Seluruh ikan, bahkan para herbivora sekalipun memprotes penyerangan tak beralasan para orca terhadap hiu. Meski sudah dijelaskan alasan tersebut adalah karena kematian Tuan Perdana Menteri, tetapi semua ikan masih marah. Menganggap para paus memanfaatkan posisi mereka sebagai apex. Saat ini tak ada hiu yang tersisa di Solaris. Entah mati, atau berhasil meloloskan diri.
"Kau bisa pergi, Tehere Tautoko," kata mackerel itu, dan Tehere berenang pergi, digantikan oleh ikan berikutnya yang akan ditanyai.
Semua ikan di Solaris akan berhadapan dengan mackerel hari ini. Tujuan sebenarnya adalah pemeriksaan silang terkait predari para orca. Mereka akan ditanya apakah melihat penyerangan dan mengetahui siapa paus orca yang menyerang tersebut. Walaupun bagi Tehere sendiri malah diberi pertanyaan yang lain.
"Hei ...," sahut sebuah suara tak lama kemudian. Tehere menarik senyum kecil setelah melihat tidak hanya Poha yang berenang ke arahnya, tetapi juga Marino. Sayangnya ia masih belum bertemu dengan Rake.
Andai saja Talis juga ada di sini, gumam Tehere.
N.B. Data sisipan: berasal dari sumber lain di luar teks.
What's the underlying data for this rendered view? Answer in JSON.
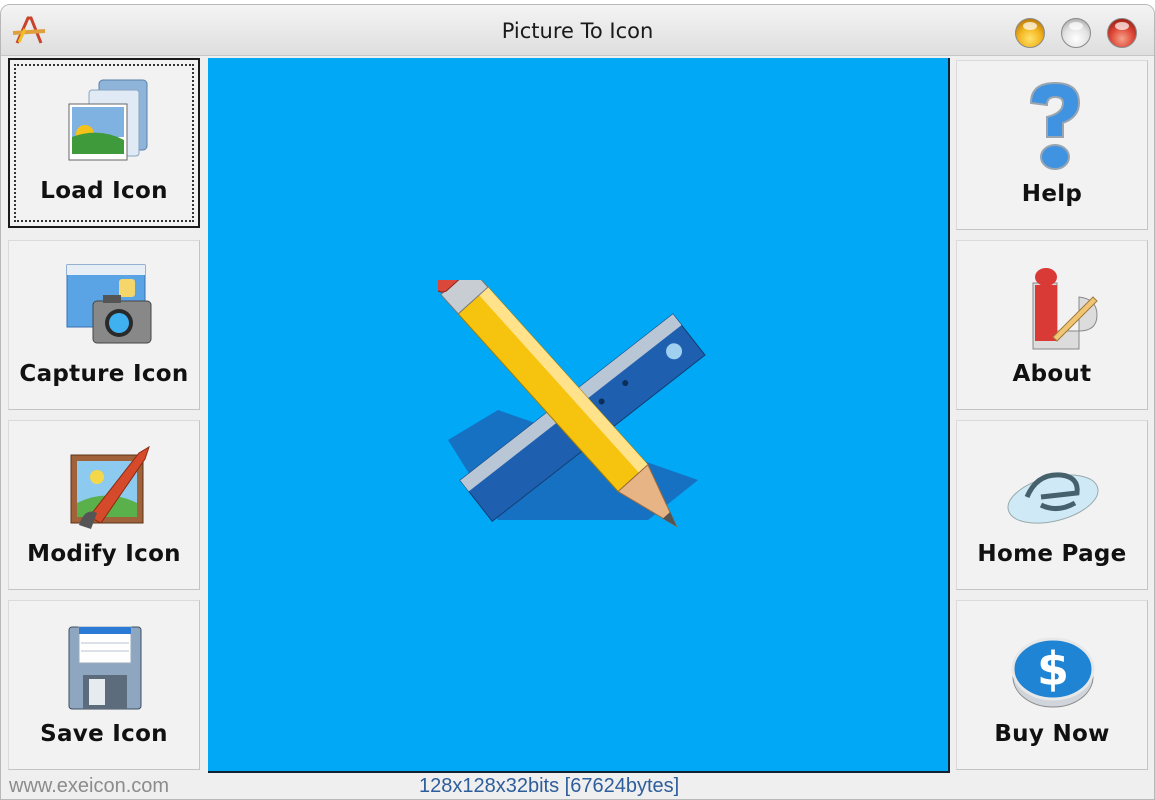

"Jadi bagaimana ...?" tanya Poha lagi. Pagi saat mereka saling bertemu, Tehere meminta untuk berkumpul setelah mereka semua selesai diperiksa. Ikan remora itu punya sebuah rencana yang harus dilakukannya, dan berharap teman-temannya mau membantu.
"Kalian semua mau membantu, kan?" Tehere memperhatikan teman-temannya satu per satu. Seolah ia tiba-tiba menjadi mackerel dan tahu tak ada keraguan sedikitpun dari mereka. "Baiklah, ikut aku ...."
"Kita mau kemana?" tanya Marino.
"Kalau kita ingin membuktikan bahwa manusia adalah pelaku utama dari semua kejadian berdarah di Solaris, maka ikan pertama yang perlu kita temui adalah Kartikeya."